For many authors, the question of how technology will shape book publishing inevitably
leads to the question of how writers will be paid. Currently, publishers pay authors an
advance against royalties, which are conventionally earned at the rate of 15 percent of the
cover price of each copy sold.
But the Internet makes it a lot easier to spread work free. "I've had pieces put up on Web
sites legally and otherwise that get hundreds of thousands of hits, and believe me I sit
around thinking 'Boy, if I got a dollar every time that somebody posted an op-ed that I
wrote, I'd be a very happy writer,' " said Daniel Mendelsohn, author of the forthcoming book
"The Lost: A Search for Six of Six Million," a memoir about his hunt to discover what
happened to relatives who were killed in the Holocaust.
Mr. Mendelsohn said he understood that technological shakeups take time to play out, and
that he can't bemoan every lost penny. "But as an author who creates texts that people
consume, I want my authorship to be recognized and I want to get compensated," he said.
Mr. Benkler, the Yale professor and author, argues that people will continue to pay for
books if the price is low enough. "Even in music, price can compete with free," Mr. Benkler
said. "The service has to be sufficiently better and the moral culture needs to be one
where, as an act of respect, when the price is reasonable, you pay. Its not clear to me why,
if people are willing to pay 99 cents for a song they won't be willing to pay $3 for a book."
He argues that without the costs of paper and physical book production, publishers could
afford to give authors a higher cut of the sale price as royalties.

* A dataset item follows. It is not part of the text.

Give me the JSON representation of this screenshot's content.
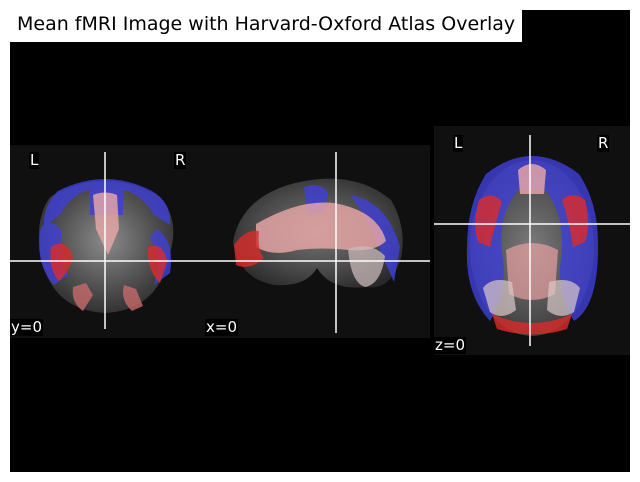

In the context of history, the changes that today's technology will impose on literary society
may not be as earth-shattering as some may think. In fact, books themselves are a
relatively new construct, inheritors of a longstanding oral storytelling culture. Mass-
produced books are an even newer phenomenon, enabled by the invention of the printing
press that likely put legions of calligraphers and bookbinders out of business.
That history gives great comfort to writers like Vikram Chandra, whose 1,000-page novel,
"Sacred Games," will be published in January. Mr. Chandra, a former computer
programmer who already reads e-books downloaded to his pocket personal computer, said
he saw no point in resisting technology. "I think circling the wagons and defending the
fortress metaphors are a little misplaced," he said. "The barbarians at the gate are usually
willing to negotiate a little, and the guys in the fort usually end up yelling that 'we are the
only good things in the world and you guys don't understand it,' at which point the
barbarians shrug, knock down your walls with their amazingly powerful weapons, and put a
parking lot over your sacred grounds.
"If they are in a really good mood," he added, "they put up a pyramid of skulls."
Mr. Danielewski said that the physical book would persist as long as authors figure out
ways to stretch the format in new ways. "Only Revolutions," he pointed out, tracks the
experiences of two intersecting characters, whose narratives begin at different ends of the
book, requiring readers to turn it upside down every eight pages to get both of their stories.
"As excited as I am by technology, I'm ultimately creating a book that can't exist online," he
said. "The experience of starting at either end of the book and feeling the space close
between the characters until you're exactly at the halfway point is not something you could
experience online. I think that's the bar that the Internet is driving towards: how to further
emphasize what is different and exceptional about books."